Been fishing for walleyes for years and just got into the saugeyes the last 4 years. Through out thoes years I have bought quite a few books on walleye fishing. That being said,,. The best 2 books I have ever read were Lunkers love nightcrawlers and Buck Perry's book on spoonpluging. Maybe not 100 percent walleye fishing but the information will serve you well.

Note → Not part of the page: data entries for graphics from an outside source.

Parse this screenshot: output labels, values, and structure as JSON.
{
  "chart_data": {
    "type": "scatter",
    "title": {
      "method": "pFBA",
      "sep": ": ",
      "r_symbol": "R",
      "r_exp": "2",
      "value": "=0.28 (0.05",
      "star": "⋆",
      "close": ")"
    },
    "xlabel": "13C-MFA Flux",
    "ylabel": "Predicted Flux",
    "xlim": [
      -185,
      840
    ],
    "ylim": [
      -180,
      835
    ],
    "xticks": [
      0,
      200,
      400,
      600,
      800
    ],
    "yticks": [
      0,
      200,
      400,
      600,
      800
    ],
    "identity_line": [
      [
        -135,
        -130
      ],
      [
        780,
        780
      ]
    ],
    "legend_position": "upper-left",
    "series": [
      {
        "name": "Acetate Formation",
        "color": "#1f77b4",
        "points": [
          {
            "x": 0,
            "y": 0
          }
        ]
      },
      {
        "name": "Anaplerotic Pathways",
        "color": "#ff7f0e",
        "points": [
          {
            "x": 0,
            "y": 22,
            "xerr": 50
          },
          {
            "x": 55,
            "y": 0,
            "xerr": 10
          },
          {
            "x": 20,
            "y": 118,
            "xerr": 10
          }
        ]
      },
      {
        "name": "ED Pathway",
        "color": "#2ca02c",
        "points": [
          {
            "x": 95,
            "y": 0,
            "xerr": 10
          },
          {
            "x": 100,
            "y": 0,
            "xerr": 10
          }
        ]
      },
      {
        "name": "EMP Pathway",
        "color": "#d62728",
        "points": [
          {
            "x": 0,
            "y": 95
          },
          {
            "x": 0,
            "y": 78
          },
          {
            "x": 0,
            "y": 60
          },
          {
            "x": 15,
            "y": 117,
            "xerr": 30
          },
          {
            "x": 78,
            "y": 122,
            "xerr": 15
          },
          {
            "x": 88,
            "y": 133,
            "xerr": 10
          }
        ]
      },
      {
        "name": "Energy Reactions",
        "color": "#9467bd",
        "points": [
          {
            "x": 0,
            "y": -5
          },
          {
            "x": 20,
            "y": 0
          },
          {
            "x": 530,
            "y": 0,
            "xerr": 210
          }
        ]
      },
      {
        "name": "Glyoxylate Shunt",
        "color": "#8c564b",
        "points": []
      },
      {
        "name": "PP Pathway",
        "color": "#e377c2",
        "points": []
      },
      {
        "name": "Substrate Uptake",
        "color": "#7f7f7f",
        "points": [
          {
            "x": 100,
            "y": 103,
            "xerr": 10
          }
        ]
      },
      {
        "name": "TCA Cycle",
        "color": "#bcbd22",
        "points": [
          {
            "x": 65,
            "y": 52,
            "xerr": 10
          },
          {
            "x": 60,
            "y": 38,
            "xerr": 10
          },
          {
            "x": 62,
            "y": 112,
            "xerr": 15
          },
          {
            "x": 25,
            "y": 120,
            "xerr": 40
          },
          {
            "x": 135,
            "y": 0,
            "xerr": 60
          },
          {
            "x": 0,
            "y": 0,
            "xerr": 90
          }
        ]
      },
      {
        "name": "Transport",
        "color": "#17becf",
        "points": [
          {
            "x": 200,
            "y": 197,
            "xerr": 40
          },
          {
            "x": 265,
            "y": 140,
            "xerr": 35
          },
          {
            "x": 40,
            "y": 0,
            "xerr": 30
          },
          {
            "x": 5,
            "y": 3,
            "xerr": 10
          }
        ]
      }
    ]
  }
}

One other place thaat won't cost you a cent is google walleye and saugeye discussions. Click on the OGF link. It will bring up over 400 posts from back starting in 2004 till now dealing with just eye fishing right here in Ohio.
Hope this helps.


----------



## Saugeyefisher (Jul 19, 2010)

Skippy said:


> Been fishing for walleyes for years and just got into the saugeyes the last 4 years. Through out thoes years I have bought quite a few books on walleye fishing. That being said,,. The best 2 books I have ever read were Lunkers love nightcrawlers and Buck Perry's book on spoonpluging. Maybe not 100 percent walleye fishing but the information will serve you well.
> 
> One other place thaat won't cost you a cent is google walleye and saugeye discussions. Click on the OGF link. It will bring up over 400 posts from back starting in 2004 till now dealing with just eye fishing right here in Ohio.
> Hope this helps.


Yea when I get board and am sitting at the house Ill get on ogf and just start searching old threads. I search different ways Like key word=saugeye,or stickbait ect.ect..... Or I will go back and read all posts by certain members, endless amounts of info.. And you would be suprise how much info guys gave back in the day, all the way down to specific lakes and all the good stuff...


----------



## Snakecharmer (Apr 9, 2008)

Walleye Patterns by Babe Winkelman
Complete Guide to Walleye Fishing by Art Moraski
Sam Grilli's Complete Guide to Lake Erie Walleye

These are oldies but goodies I have in my fishing book collection


----------